Dr. Tarek Loubani is an emergency physician from London, Ontario, Canada and Gaza, who has been working in troubled areas to provide medical care. Loubani is also a member of the Glia Project, whose goal is to produce low-cost medical equipment by leveraging 3D printing and digital distribution.
The project’s goals meet the needs of those in Gaza quite well, because the area is under considerable import and financial restrictions, which effectively preclude the ability to purchase certain types of medical equipment abroad.
The Glia project has a GitHub repository in which they can digitally distribute open source medical designs easily worldwide. This digital approach bypasses any customs complications, and at the same time is virtually free.
Those in Gaza or similar locations need only download the desired files and 3D print as many units as required. However, the catch is obtaining a 3D printer and suitable material, which are also subject to the same constraints. To overcome these, Loubani’s team managed to build Prusa i3 style 3D printers in Gaza to perform this production.
Materials is another issue, as quality filament is usually shipped from notable providers worldwide. But that was not a practical option for Loubani. Instead they apparently set up their own filament production line in Gaza and fueled it with recycled materials already present in the region.
You may not be aware, but Gaza also suffers from severe power outages, with typically only 4 hours of power available on a given day. That’s not a long period, especially considering that 3D print jobs could easily take far longer than that. In order to provide power for longer 3D print jobs they installed a solar power system to keep the equipment running. It seems they’ve created an almost self-sufficient manufacturing system for these medical devices.
Using this process they are able to produce tourniquets for only USD$7, as opposed to paying multiples of that price for commercial equivalents that might not even arrive. Even better the tourniquets could be sized to better match the likely recipients in Gaza (children), since commercial tourniquets are typically sized for adults.
The Glia project currently provides digital 3D models for a stethoscope, otoscope, tourniquet and other items. Of current interest is the tourniquet, as it was put into action, quite literally, last week.
In anticipation of violence, they printed multiple sets of tourniquets using their process, and had cause to use them last week during the unfortunate violent situation that took place.
Loubani found the design for the tourniquet to be not quite optimal, saying:
When we started training with the tourniquet, we quickly discovered a problem: Twisting the windlass (the stick) too many times resulted in a catastrophic failure of the tourniquet. This was especially true in lower limbs, where higher energy was required. This was largely due to a sharp edge on the windlass, which we discovered quickly.
After making corrections, we tested the new model to failure and found it withstood approximately 5 times more force before non-catastrophic failure resulting in an unstable tourniquet — more than enough for our use-cases.

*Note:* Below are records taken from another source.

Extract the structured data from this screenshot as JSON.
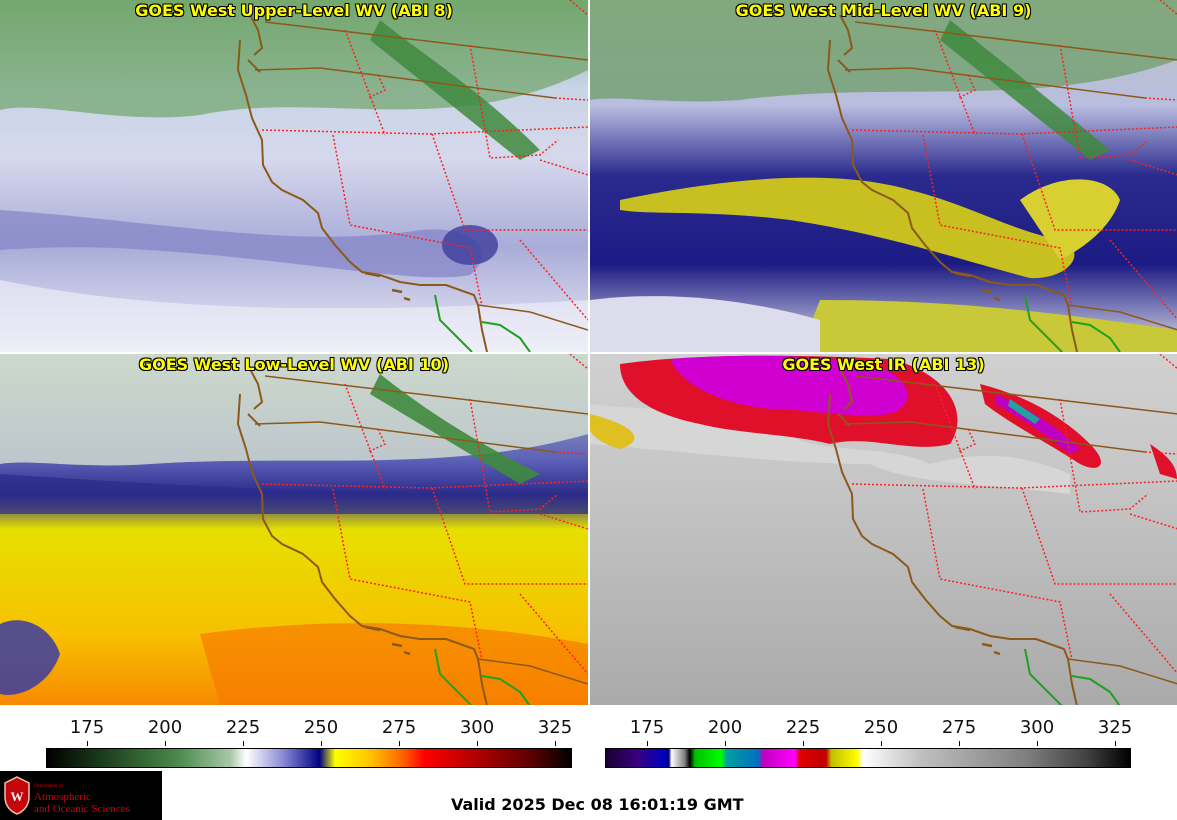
{
  "panels": [
    {
      "title": "GOES West Upper-Level WV (ABI 8)"
    },
    {
      "title": "GOES West Mid-Level WV (ABI 9)"
    },
    {
      "title": "GOES West Low-Level WV (ABI 10)"
    },
    {
      "title": "GOES West IR (ABI 13)"
    }
  ],
  "colorbars": [
    {
      "name": "water-vapor",
      "ticks": [
        "175",
        "200",
        "225",
        "250",
        "275",
        "300",
        "325"
      ]
    },
    {
      "name": "infrared",
      "ticks": [
        "175",
        "200",
        "225",
        "250",
        "275",
        "300",
        "325"
      ]
    }
  ],
  "logo": {
    "line1": "Department of",
    "line2": "Atmospheric",
    "line3": "and Oceanic Sciences"
  },
  "valid_time": "Valid 2025 Dec 08 16:01:19 GMT",
  "colors": {
    "state_border": "#ff2020",
    "coastline": "#8b5a1a",
    "mexico_border": "#20a020",
    "title_text": "#ffff00"
  }
}
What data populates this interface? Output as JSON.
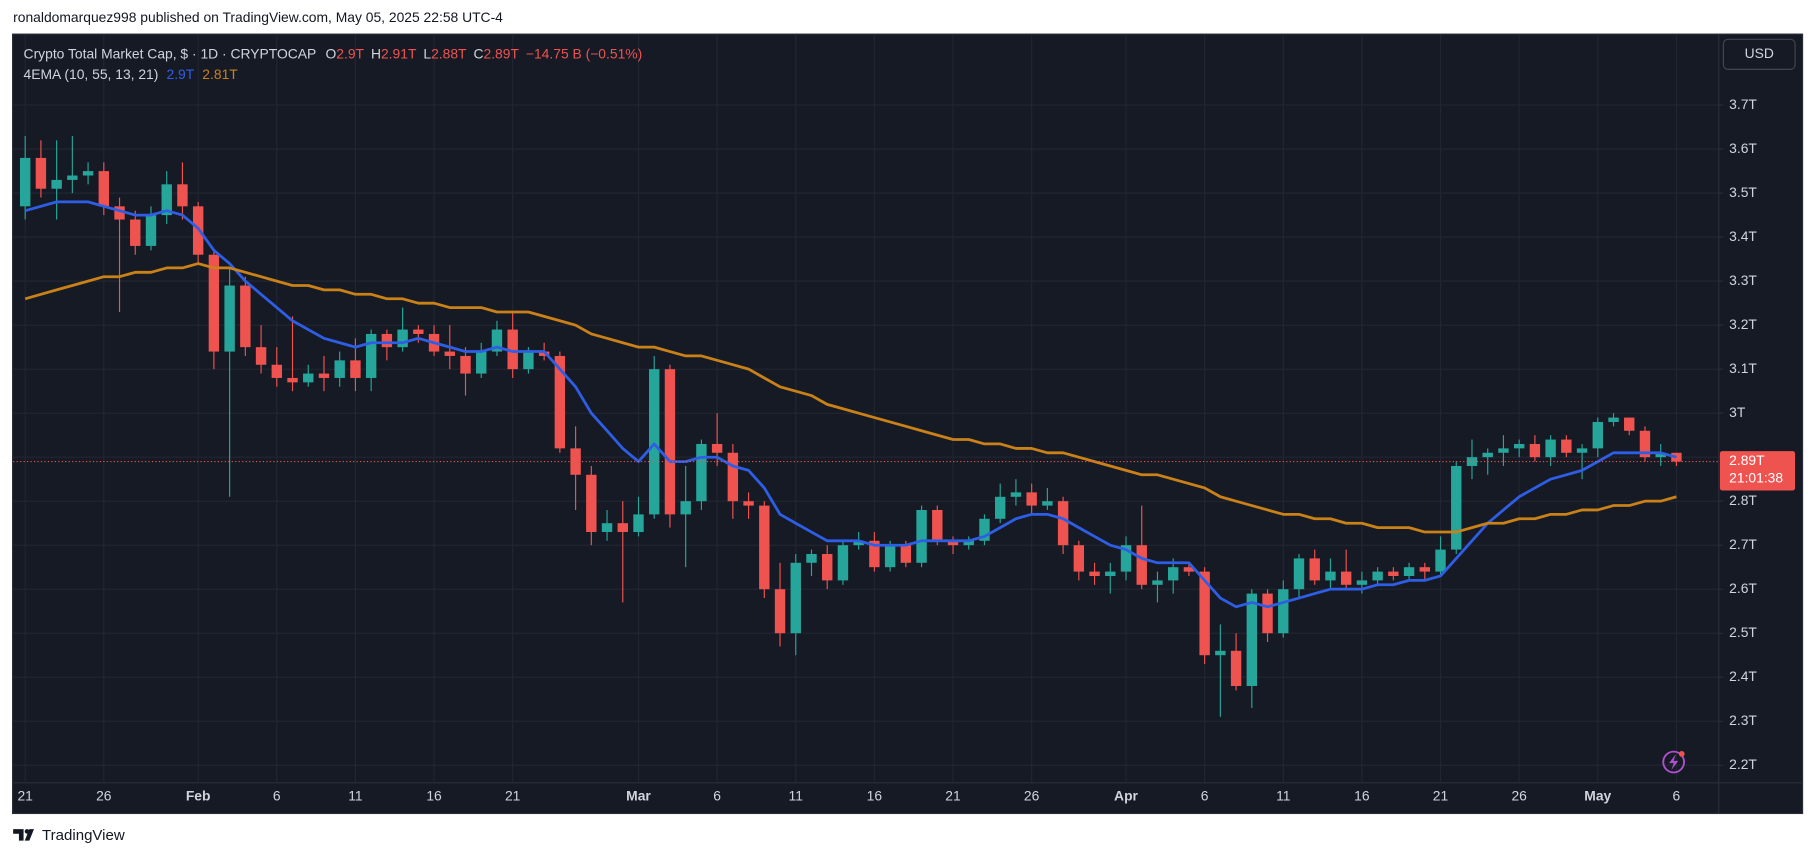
{
  "header": {
    "byline": "ronaldomarquez998 published on TradingView.com, May 05, 2025 22:58 UTC-4"
  },
  "chart_data": {
    "type": "candlestick",
    "title": "Crypto Total Market Cap, $ · 1D · CRYPTOCAP",
    "ohlc_legend": [
      {
        "key": "O",
        "value": "2.9T"
      },
      {
        "key": "H",
        "value": "2.91T"
      },
      {
        "key": "L",
        "value": "2.88T"
      },
      {
        "key": "C",
        "value": "2.89T"
      }
    ],
    "change": "−14.75 B (−0.51%)",
    "indicator": {
      "title": "4EMA (10, 55, 13, 21)",
      "values": [
        "2.9T",
        "2.81T"
      ]
    },
    "currency": "USD",
    "last_price": {
      "value": 2.89,
      "label": "2.89T",
      "countdown": "21:01:38"
    },
    "categories": [
      "21",
      null,
      null,
      null,
      null,
      "26",
      null,
      null,
      null,
      null,
      null,
      "Feb",
      null,
      null,
      null,
      null,
      "6",
      null,
      null,
      null,
      null,
      "11",
      null,
      null,
      null,
      null,
      "16",
      null,
      null,
      null,
      null,
      "21",
      null,
      null,
      null,
      null,
      null,
      null,
      null,
      "Mar",
      null,
      null,
      null,
      null,
      "6",
      null,
      null,
      null,
      null,
      "11",
      null,
      null,
      null,
      null,
      "16",
      null,
      null,
      null,
      null,
      "21",
      null,
      null,
      null,
      null,
      "26",
      null,
      null,
      null,
      null,
      null,
      "Apr",
      null,
      null,
      null,
      null,
      "6",
      null,
      null,
      null,
      null,
      "11",
      null,
      null,
      null,
      null,
      "16",
      null,
      null,
      null,
      null,
      "21",
      null,
      null,
      null,
      null,
      "26",
      null,
      null,
      null,
      null,
      "May",
      null,
      null,
      null,
      null,
      "6"
    ],
    "open": [
      3.47,
      3.58,
      3.51,
      3.53,
      3.54,
      3.55,
      3.47,
      3.44,
      3.38,
      3.45,
      3.52,
      3.47,
      3.36,
      3.14,
      3.29,
      3.15,
      3.11,
      3.08,
      3.07,
      3.09,
      3.08,
      3.12,
      3.08,
      3.18,
      3.15,
      3.19,
      3.18,
      3.14,
      3.13,
      3.09,
      3.14,
      3.19,
      3.1,
      3.14,
      3.13,
      2.92,
      2.86,
      2.73,
      2.75,
      2.73,
      2.77,
      3.1,
      2.77,
      2.8,
      2.93,
      2.91,
      2.8,
      2.79,
      2.6,
      2.5,
      2.66,
      2.68,
      2.62,
      2.7,
      2.71,
      2.65,
      2.7,
      2.66,
      2.78,
      2.71,
      2.7,
      2.71,
      2.76,
      2.81,
      2.82,
      2.79,
      2.8,
      2.7,
      2.64,
      2.63,
      2.64,
      2.7,
      2.61,
      2.62,
      2.65,
      2.64,
      2.45,
      2.46,
      2.38,
      2.59,
      2.5,
      2.6,
      2.67,
      2.62,
      2.64,
      2.61,
      2.62,
      2.64,
      2.63,
      2.65,
      2.64,
      2.69,
      2.88,
      2.9,
      2.91,
      2.92,
      2.93,
      2.9,
      2.94,
      2.91,
      2.92,
      2.98,
      2.99,
      2.96,
      2.9,
      2.91
    ],
    "high": [
      3.63,
      3.62,
      3.62,
      3.63,
      3.57,
      3.57,
      3.49,
      3.46,
      3.47,
      3.55,
      3.57,
      3.48,
      3.37,
      3.33,
      3.31,
      3.2,
      3.15,
      3.22,
      3.11,
      3.13,
      3.14,
      3.17,
      3.19,
      3.19,
      3.24,
      3.2,
      3.2,
      3.2,
      3.15,
      3.16,
      3.21,
      3.23,
      3.15,
      3.16,
      3.14,
      2.97,
      2.88,
      2.78,
      2.8,
      2.81,
      3.13,
      3.11,
      2.88,
      2.94,
      3.0,
      2.93,
      2.82,
      2.8,
      2.66,
      2.68,
      2.69,
      2.7,
      2.71,
      2.73,
      2.73,
      2.71,
      2.71,
      2.79,
      2.79,
      2.72,
      2.72,
      2.77,
      2.84,
      2.85,
      2.84,
      2.83,
      2.81,
      2.71,
      2.66,
      2.66,
      2.72,
      2.79,
      2.64,
      2.67,
      2.66,
      2.65,
      2.52,
      2.5,
      2.6,
      2.6,
      2.62,
      2.68,
      2.69,
      2.67,
      2.69,
      2.64,
      2.65,
      2.65,
      2.66,
      2.66,
      2.72,
      2.89,
      2.94,
      2.92,
      2.95,
      2.94,
      2.95,
      2.95,
      2.95,
      2.93,
      2.99,
      3.0,
      2.99,
      2.97,
      2.93,
      2.91
    ],
    "low": [
      3.44,
      3.49,
      3.44,
      3.5,
      3.52,
      3.45,
      3.23,
      3.36,
      3.37,
      3.43,
      3.44,
      3.34,
      3.1,
      2.81,
      3.13,
      3.09,
      3.06,
      3.05,
      3.06,
      3.05,
      3.06,
      3.05,
      3.05,
      3.12,
      3.14,
      3.16,
      3.13,
      3.1,
      3.04,
      3.08,
      3.13,
      3.08,
      3.09,
      3.12,
      2.91,
      2.78,
      2.7,
      2.71,
      2.57,
      2.72,
      2.76,
      2.74,
      2.65,
      2.78,
      2.88,
      2.76,
      2.76,
      2.58,
      2.47,
      2.45,
      2.63,
      2.6,
      2.61,
      2.69,
      2.64,
      2.64,
      2.65,
      2.65,
      2.7,
      2.68,
      2.69,
      2.7,
      2.75,
      2.79,
      2.77,
      2.78,
      2.68,
      2.62,
      2.61,
      2.59,
      2.62,
      2.6,
      2.57,
      2.59,
      2.63,
      2.43,
      2.31,
      2.37,
      2.33,
      2.48,
      2.49,
      2.58,
      2.61,
      2.6,
      2.6,
      2.59,
      2.61,
      2.62,
      2.62,
      2.62,
      2.63,
      2.68,
      2.85,
      2.86,
      2.88,
      2.9,
      2.89,
      2.88,
      2.9,
      2.85,
      2.9,
      2.97,
      2.95,
      2.89,
      2.88,
      2.88
    ],
    "close": [
      3.58,
      3.51,
      3.53,
      3.54,
      3.55,
      3.47,
      3.44,
      3.38,
      3.45,
      3.52,
      3.47,
      3.36,
      3.14,
      3.29,
      3.15,
      3.11,
      3.08,
      3.07,
      3.09,
      3.08,
      3.12,
      3.08,
      3.18,
      3.15,
      3.19,
      3.18,
      3.14,
      3.13,
      3.09,
      3.14,
      3.19,
      3.1,
      3.14,
      3.13,
      2.92,
      2.86,
      2.73,
      2.75,
      2.73,
      2.77,
      3.1,
      2.77,
      2.8,
      2.93,
      2.91,
      2.8,
      2.79,
      2.6,
      2.5,
      2.66,
      2.68,
      2.62,
      2.7,
      2.71,
      2.65,
      2.7,
      2.66,
      2.78,
      2.71,
      2.7,
      2.71,
      2.76,
      2.81,
      2.82,
      2.79,
      2.8,
      2.7,
      2.64,
      2.63,
      2.64,
      2.7,
      2.61,
      2.62,
      2.65,
      2.64,
      2.45,
      2.46,
      2.38,
      2.59,
      2.5,
      2.6,
      2.67,
      2.62,
      2.64,
      2.61,
      2.62,
      2.64,
      2.63,
      2.65,
      2.64,
      2.69,
      2.88,
      2.9,
      2.91,
      2.92,
      2.93,
      2.9,
      2.94,
      2.91,
      2.92,
      2.98,
      2.99,
      2.96,
      2.9,
      2.91,
      2.89
    ],
    "up_color": "#26a69a",
    "down_color": "#ef5350",
    "lines": [
      {
        "color": "#2f5ee6",
        "values": [
          3.46,
          3.47,
          3.48,
          3.48,
          3.48,
          3.47,
          3.46,
          3.45,
          3.45,
          3.46,
          3.45,
          3.42,
          3.37,
          3.34,
          3.3,
          3.27,
          3.24,
          3.21,
          3.19,
          3.17,
          3.16,
          3.15,
          3.16,
          3.16,
          3.16,
          3.17,
          3.16,
          3.15,
          3.14,
          3.14,
          3.15,
          3.14,
          3.14,
          3.14,
          3.1,
          3.06,
          3.0,
          2.96,
          2.92,
          2.89,
          2.93,
          2.89,
          2.89,
          2.9,
          2.9,
          2.88,
          2.87,
          2.83,
          2.77,
          2.75,
          2.73,
          2.71,
          2.71,
          2.71,
          2.7,
          2.7,
          2.7,
          2.71,
          2.71,
          2.71,
          2.71,
          2.72,
          2.74,
          2.76,
          2.77,
          2.77,
          2.76,
          2.74,
          2.72,
          2.7,
          2.69,
          2.67,
          2.66,
          2.66,
          2.66,
          2.62,
          2.58,
          2.56,
          2.57,
          2.56,
          2.57,
          2.58,
          2.59,
          2.6,
          2.6,
          2.6,
          2.61,
          2.61,
          2.62,
          2.62,
          2.63,
          2.67,
          2.71,
          2.75,
          2.78,
          2.81,
          2.83,
          2.85,
          2.86,
          2.87,
          2.89,
          2.91,
          2.91,
          2.91,
          2.91,
          2.9
        ]
      },
      {
        "color": "#c98118",
        "values": [
          3.26,
          3.27,
          3.28,
          3.29,
          3.3,
          3.31,
          3.31,
          3.32,
          3.32,
          3.33,
          3.33,
          3.34,
          3.33,
          3.33,
          3.32,
          3.31,
          3.3,
          3.29,
          3.29,
          3.28,
          3.28,
          3.27,
          3.27,
          3.26,
          3.26,
          3.25,
          3.25,
          3.24,
          3.24,
          3.24,
          3.23,
          3.23,
          3.23,
          3.22,
          3.21,
          3.2,
          3.18,
          3.17,
          3.16,
          3.15,
          3.15,
          3.14,
          3.13,
          3.13,
          3.12,
          3.11,
          3.1,
          3.08,
          3.06,
          3.05,
          3.04,
          3.02,
          3.01,
          3.0,
          2.99,
          2.98,
          2.97,
          2.96,
          2.95,
          2.94,
          2.94,
          2.93,
          2.93,
          2.92,
          2.92,
          2.91,
          2.91,
          2.9,
          2.89,
          2.88,
          2.87,
          2.86,
          2.86,
          2.85,
          2.84,
          2.83,
          2.81,
          2.8,
          2.79,
          2.78,
          2.77,
          2.77,
          2.76,
          2.76,
          2.75,
          2.75,
          2.74,
          2.74,
          2.74,
          2.73,
          2.73,
          2.73,
          2.74,
          2.75,
          2.75,
          2.76,
          2.76,
          2.77,
          2.77,
          2.78,
          2.78,
          2.79,
          2.79,
          2.8,
          2.8,
          2.81
        ]
      }
    ],
    "ylim": [
      2.16,
      3.86
    ],
    "yticks": [
      {
        "value": 2.2,
        "label": "2.2T"
      },
      {
        "value": 2.3,
        "label": "2.3T"
      },
      {
        "value": 2.4,
        "label": "2.4T"
      },
      {
        "value": 2.5,
        "label": "2.5T"
      },
      {
        "value": 2.6,
        "label": "2.6T"
      },
      {
        "value": 2.7,
        "label": "2.7T"
      },
      {
        "value": 2.8,
        "label": "2.8T"
      },
      {
        "value": 2.9,
        "label": "2.9T"
      },
      {
        "value": 3,
        "label": "3T"
      },
      {
        "value": 3.1,
        "label": "3.1T"
      },
      {
        "value": 3.2,
        "label": "3.2T"
      },
      {
        "value": 3.3,
        "label": "3.3T"
      },
      {
        "value": 3.4,
        "label": "3.4T"
      },
      {
        "value": 3.5,
        "label": "3.5T"
      },
      {
        "value": 3.6,
        "label": "3.6T"
      },
      {
        "value": 3.7,
        "label": "3.7T"
      }
    ],
    "grid": true
  },
  "footer": {
    "brand": "TradingView"
  }
}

This is one of the advantages of 3D printing: iteration to hone in on the optimal design.
However, due to the urgency of the situation they were forced to deploy older units that had already been produced and exhibited some issues.
Nevertheless, Loubani and team were able to successfully apply the open source 3D printed tourniquets in many cases, likely saving lives.
The work was not entirely successful, as Loubani himself, in addition to other medical staff, was shot and injured. One of his colleagues actually died after being shot while working with the injured, and Loubani describes the harrowing story in his Medium posts below.
While it’s possible to 3D print and use open source medical tools, the battlefield environment is certainly not the best place to do so, even though it is necessary to do so.